O Governo, o Regime e a burguesia espanhola atacam toda a classe operária e suas organizações.
Esta reforma ataca frontalmente toda a classe trabalhadora. A juventude que se verá obrigada a pagar 25% de seu salário com sua própria prestação ao desemprego, os desempregados que terão que trabalhar gratuitamente “para a comunidade” e serão vigiados como delinquentes, os trabalhadores de Pequenas e Médias Empresas que verão como seus patrões querem impor-lhes convênios por empresas muito abaixo do provincial ou estadual. Mas também os setores com melhores condições, com direitos adquiridos e uma maior sindicalização. Nos referimos aos servidores públicos, da grande indústria (metalúrgica, química, calçadista), do transporte. Os que constituem o principal pilar de afiliação dos grandes sindicatos. A demissão livre e barata em 20 dias, os ERE’s express¹, a limitação da hiperatividade do acordo... pretendem deixar muitos desses trabalhadores na rua e aos que restarem, impor condições péssimas. Quando o PP falava de acabar com as diferenças entre fixos e temporários se referia a isto, a deixar os trabalhadores com melhores condições ã altura dos precários. Para conseguir impor este retrocesso histórico, o Governo e a patronal vão levar adiante ataques aos próprios sindicatos, deixando-os sem nenhuma atribuição reconhecível: não poderão negociar os ERE’s, os acordos que firmem não terão valor e as demissões individuais serão quase todas procedentes. Ou seja, aos trabalhadores se coloca uma situação de completa incapacidade de defesa legal. Além do corte ainda maior de algumas fontes de financiamento para as centrais sindicais, como os cursos de formação.
Uma aposta arriscada para a burguesia. O regime está debilitando um de seus braços chave para a contenção dos trabalhadores, a burocracia sindical. Se se difunde o ânimo de resistência entre os setores que se vejam atacados, pode-se acabar reforçando nossa capacidade de organização e luta, ainda que sem as mesmas atribuições legais, e inclusive começar a purgar os dirigentes que levaram ao nível da paralisia e desprestigio de nossas organizações que agora querem aproveitar o PP para liquida-las. Um possível ascenso operário, como o que colocou em crise terminal a Ditadura, não vai ter aparatos sindicais reformistas com a capacidade que tiveram então para impor um desvio como a Transição.
Frente ás respostas timoratas e ilusões reacionárias no diálogo de Toxo e Méndez, os trabalhadores devemos preparar uma resposta contundente.
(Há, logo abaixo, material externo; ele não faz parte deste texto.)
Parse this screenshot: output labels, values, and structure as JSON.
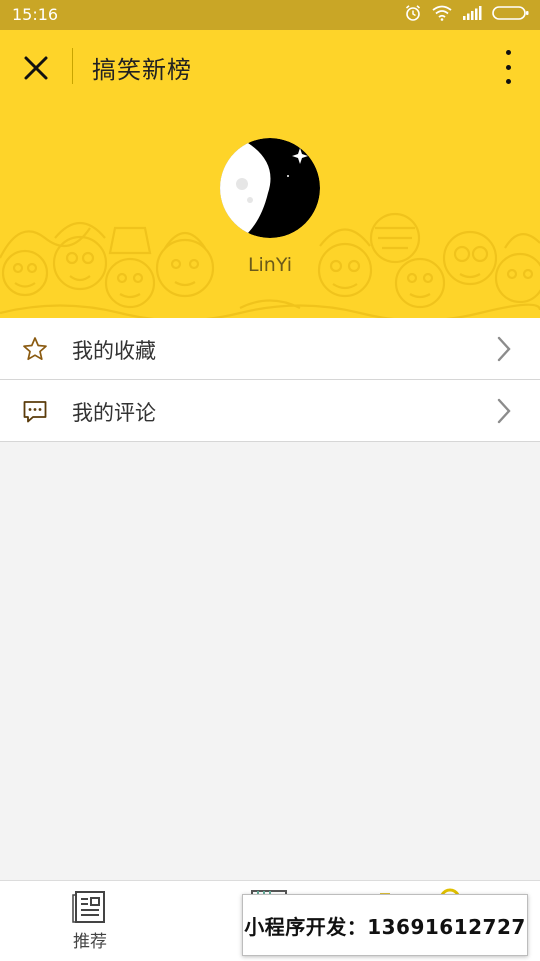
{
  "status_bar": {
    "time": "15:16",
    "icons": [
      "alarm-icon",
      "wifi-icon",
      "signal-icon",
      "battery-icon"
    ]
  },
  "header": {
    "title": "搞笑新榜",
    "close_icon": "close-icon",
    "more_icon": "more-vertical-icon",
    "background_color": "#fed429"
  },
  "profile": {
    "username": "LinYi"
  },
  "menu": {
    "items": [
      {
        "label": "我的收藏",
        "icon": "star-icon"
      },
      {
        "label": "我的评论",
        "icon": "comment-icon"
      }
    ]
  },
  "bottom_nav": {
    "tabs": [
      {
        "label": "推荐",
        "icon": "news-icon"
      }
    ]
  },
  "ad_banner": {
    "text": "小程序开发：13691612727"
  }
}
Mesmo com este ataque, as direções de CCOO e UGT continuando sem reagir a altura das necessidades, o que mostra o nível de putrefação e adaptação dessas cúpulas ao regime imperialista do Estado espanhol. O calendário de mobilizações que propuseram é totalmente insuficiente, sobretudo porque ao mesmo tempo pretendem sentar-se para negociar com o Governo. Mas, por acaso é possível negociar uma reforma que querem nos devolver da década de 50? Não é um ataque “matizável”. É o maior golpe contra a classe trabalhadora em décadas, toda uma declaração de guerra, que deveria ser respondida com um plano de luta ofensivo e sustentado, que busque derrota-la, conseguir sua derrota completa. Toxo e Méndez voltam a se colocar como um terrível obstáculo para que os trabalhadores possamos enfrentar os planos de ajuste que os capitalistas e seu governo querem nos impor. A estratégia de Toxo e Méndez de negociar no trâmite parlamentar nos levará novas derrotas de caráter histórico. Em primeiro lugar porque no Parlamento o PP tem maioria. Em segundo, porque a burguesia basca e català vão apoiar, através do PNV e CiU. E em terceiro, porque o PSOE que critica só de palavra, já avançou alguns elementos desta reforma por meio do ex presidente Zapatero em 2010. Só a derrota total da Reforma Trabalhista é válida.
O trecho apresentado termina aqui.